A dip needle vibrates in a vertical plane with time period of 3 second . The same needle is suspended horizontally and made to vibrate is a horizontal plane . The time period is again 3 sec. The angle of dip at that place is .

To solve the problem step by step, we will analyze the given information about the dip needle and apply the relevant physics concepts. ### Step 1: Understand the Problem We are given that a dip needle vibrates in both vertical and horizontal planes with the same time period of 3 seconds.
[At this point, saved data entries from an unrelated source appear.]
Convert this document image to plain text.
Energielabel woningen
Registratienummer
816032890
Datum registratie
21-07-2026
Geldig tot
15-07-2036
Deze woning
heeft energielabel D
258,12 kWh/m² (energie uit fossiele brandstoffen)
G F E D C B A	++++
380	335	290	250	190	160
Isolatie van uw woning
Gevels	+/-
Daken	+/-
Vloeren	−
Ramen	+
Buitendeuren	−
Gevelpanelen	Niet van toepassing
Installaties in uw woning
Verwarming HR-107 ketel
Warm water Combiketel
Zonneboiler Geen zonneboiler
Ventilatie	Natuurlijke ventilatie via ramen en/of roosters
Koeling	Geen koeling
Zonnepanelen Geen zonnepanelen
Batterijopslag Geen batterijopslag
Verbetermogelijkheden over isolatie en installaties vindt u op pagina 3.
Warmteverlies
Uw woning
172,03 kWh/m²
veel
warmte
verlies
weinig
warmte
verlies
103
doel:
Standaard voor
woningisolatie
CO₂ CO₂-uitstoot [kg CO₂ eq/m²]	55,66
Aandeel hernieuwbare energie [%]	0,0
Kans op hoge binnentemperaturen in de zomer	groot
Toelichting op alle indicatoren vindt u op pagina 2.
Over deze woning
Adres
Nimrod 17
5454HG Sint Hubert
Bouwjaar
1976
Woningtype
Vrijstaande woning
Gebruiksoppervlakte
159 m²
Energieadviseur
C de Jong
We need to find the angle of dip (θ) at that location. ### Step 2: Use the Formula for Time Period The time period (T) of a magnetic needle suspended in a magnetic field is given by the formula: \[ T = 2\pi \sqrt{\frac{I}{MB}} \] where: - \( I \) is the moment of inertia of the needle, - \( M \) is the magnetic moment of the needle, - \( B \) is the magnetic field strength. ### Step 3: Set Up Equations for Vertical and Horizontal Vibrations 1. For vertical vibrations (when the needle is vibrating in a vertical plane), we denote the vertical component of the Earth's magnetic field as \( B_v \): \[ T_1 = 2\pi \sqrt{\frac{I}{M B_v}} \] Given \( T_1 = 3 \) seconds, we can write: \[ 3 = 2\pi \sqrt{\frac{I}{M B_v}} \] (Equation 1) 2. For horizontal vibrations (when the needle is vibrating in a horizontal plane), we denote the horizontal component of the Earth's magnetic field as \( B_h \): \[ T_2 = 2\pi \sqrt{\frac{I}{M B_h}} \] Given \( T_2 = 3 \) seconds, we can write: \[ 3 = 2\pi \sqrt{\frac{I}{M B_h}} \] (Equation 2) ### Step 4: Divide the Two Equations Now, we divide Equation 1 by Equation 2: \[ \frac{T_1}{T_2} = \frac{\sqrt{B_h}}{\sqrt{B_v}} \] Substituting \( T_1 = T_2 = 3 \): \[ \frac{3}{3} = \frac{\sqrt{B_h}}{\sqrt{B_v}} \implies 1 = \frac{\sqrt{B_h}}{\sqrt{B_v}} \] Squaring both sides gives: \[ 1 = \frac{B_h}{B_v} \] This implies: \[ B_h = B_v \] ### Step 5: Relate the Components to the Angle of Dip The angle of dip \( \theta \) is related to the vertical and horizontal components of the magnetic field by the formula: \[ \tan \theta = \frac{B_v}{B_h} \] Since we found \( B_h = B_v \), we can substitute: \[ \tan \theta = \frac{B_v}{B_v} = 1 \] ### Step 6: Calculate the Angle of Dip Now, we can find \( \theta \): \[ \theta = \tan^{-1}(1) = 45^\circ \] ### Conclusion The angle of dip at that place is \( 45^\circ \).